Emma Watson plays Mae Holland, a young woman who gets a job working as a customer service representative for a massive, Microsoft-esque tech company called The Circle. The brains behind the business belong to Eamon Bailey (Tom Hanks), a smart, affable guy who encourages his employees to continually push the boundaries of what's possible. His current innovation is a tiny adhesive camera that can be stuck literally anywhere in the world, allowing whatever it captures to be broadcast across the internet. “Transparency” is his obsession. Mae quickly rises through the ranks of the company, impressing Eamon with her drive. She's just glad to get her ailing father (Bill Paxton) on a decent health-care plan.

Does Mae figure out that across-the-board transparency comes with some undesirable side effects? Yes, she does. The Circle makes a couple compelling arguments about possible benefits of having everything documented. (No more closed doors in Washington!) It makes compelling arguments about possible hazards, too. The problem is that we've already seen some of these benefits (urgent news events broadcast as they're happening by people on the front lines) and hazards (online harassment). The movie is urging us to be weary of something we already know to be weary of – a fact that keeps it from becoming as provocative as it wants to be.

An equally substantive issue concerns three supporting characters, all of whom are crucial to the important choice Mae is forced to make toward the story's end. Annie (Karen Gillan) is the best friend who gets her a job at the company, then becomes jealous of her success. Mercer (Boyhood's Ellar Coltrane) is Mae's sort-of-but-not-really boyfriend. Ty (John Boyega) is a Circle prodigy who has grown cynical about the company that twisted his big idea into something he doesn't like.

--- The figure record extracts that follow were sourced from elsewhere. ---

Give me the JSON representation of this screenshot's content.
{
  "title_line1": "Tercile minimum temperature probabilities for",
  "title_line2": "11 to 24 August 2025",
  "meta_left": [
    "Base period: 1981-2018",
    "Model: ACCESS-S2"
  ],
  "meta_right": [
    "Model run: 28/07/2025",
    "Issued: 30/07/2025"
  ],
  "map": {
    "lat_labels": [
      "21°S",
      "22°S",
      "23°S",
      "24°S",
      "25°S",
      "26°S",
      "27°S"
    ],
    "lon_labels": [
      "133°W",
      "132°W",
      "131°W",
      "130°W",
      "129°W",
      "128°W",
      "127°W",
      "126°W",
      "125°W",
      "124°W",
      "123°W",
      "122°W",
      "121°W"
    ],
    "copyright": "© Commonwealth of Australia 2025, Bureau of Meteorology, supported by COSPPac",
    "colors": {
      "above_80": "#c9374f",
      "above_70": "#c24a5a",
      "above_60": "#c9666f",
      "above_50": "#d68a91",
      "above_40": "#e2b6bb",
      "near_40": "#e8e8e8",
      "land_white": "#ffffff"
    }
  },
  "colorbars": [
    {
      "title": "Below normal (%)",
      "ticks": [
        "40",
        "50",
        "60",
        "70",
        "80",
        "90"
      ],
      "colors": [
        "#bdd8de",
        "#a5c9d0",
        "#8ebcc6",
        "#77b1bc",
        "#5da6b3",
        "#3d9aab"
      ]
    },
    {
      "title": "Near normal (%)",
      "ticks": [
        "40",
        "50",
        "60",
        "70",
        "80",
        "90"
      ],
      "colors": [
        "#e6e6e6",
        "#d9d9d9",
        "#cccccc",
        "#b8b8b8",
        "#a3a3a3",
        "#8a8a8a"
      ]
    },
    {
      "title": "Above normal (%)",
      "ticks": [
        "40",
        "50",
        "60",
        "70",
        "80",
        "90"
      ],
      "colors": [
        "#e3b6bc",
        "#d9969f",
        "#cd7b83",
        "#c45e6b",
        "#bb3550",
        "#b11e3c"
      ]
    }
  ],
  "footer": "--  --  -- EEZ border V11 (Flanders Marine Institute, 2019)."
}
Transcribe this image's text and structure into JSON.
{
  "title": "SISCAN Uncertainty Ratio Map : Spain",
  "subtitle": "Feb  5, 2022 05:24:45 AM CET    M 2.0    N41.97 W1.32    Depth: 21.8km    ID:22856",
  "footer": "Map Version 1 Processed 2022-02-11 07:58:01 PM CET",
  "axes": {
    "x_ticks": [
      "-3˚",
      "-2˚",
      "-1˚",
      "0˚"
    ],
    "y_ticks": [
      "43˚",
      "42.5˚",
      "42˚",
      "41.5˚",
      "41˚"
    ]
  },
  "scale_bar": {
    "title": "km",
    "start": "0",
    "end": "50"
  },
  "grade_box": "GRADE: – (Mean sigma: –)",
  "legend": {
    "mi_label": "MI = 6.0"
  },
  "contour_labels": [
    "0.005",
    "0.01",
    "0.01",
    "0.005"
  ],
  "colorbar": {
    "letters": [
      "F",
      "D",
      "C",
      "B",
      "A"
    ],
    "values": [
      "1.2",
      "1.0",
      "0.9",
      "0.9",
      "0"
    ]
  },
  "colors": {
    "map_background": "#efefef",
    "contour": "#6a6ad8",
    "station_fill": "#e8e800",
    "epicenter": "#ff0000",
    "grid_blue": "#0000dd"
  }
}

These three players are all underdeveloped, here only to push Mae toward her destiny in prefabricated ways. As soon as Annie becomes envious of her friend's rise, she abruptly starts appearing disheveled and sickly; we don't find out why until a throwaway line of dialogue in the last ten minutes. The roots of Ty's disillusionment, meanwhile, are barely explored. He just issues a generic Don't trust the Circle! message before getting relegated to the background. Mercer fares worst of all. As handled here, he doesn't influence Mae – the specific plot point he's here to illustrate influences her. Coltrane, Gillan, and Boyega are all fantastic actors who deserve more opportunity than The Circle provides them.

Emma Watson does fine work as Mae, and Tom Hanks is typically excellent as the tech guru who's so blinded by what could be that he doesn't always stop to question whether it should be. And while his role is small, the late Bill Paxton makes the most of it, delivering a strong performance as a man struggling to come to terms with serious illness.

The fault is not with the acting. It's not really even with the premise. There's certainly some validity to the story's message that we need to be careful with technology. Directed by The Spectacular Now's James Ponsoldt, The Circle just feels a day late and a dollar short in its treatment of the subject matter. Dave Eggers, co-adapting his own book, takes some character-based shortcuts that don't work, further watering down the themes. The movie is watchable, but there's nothing here you don't already know. For a cautionary tale, that's a huge gaffe.

( out of four)


The Circle is rated PG-13 for a sexual situation, brief strong language and some thematic elements including drug use. The running time is 1 hour and 50 minutes.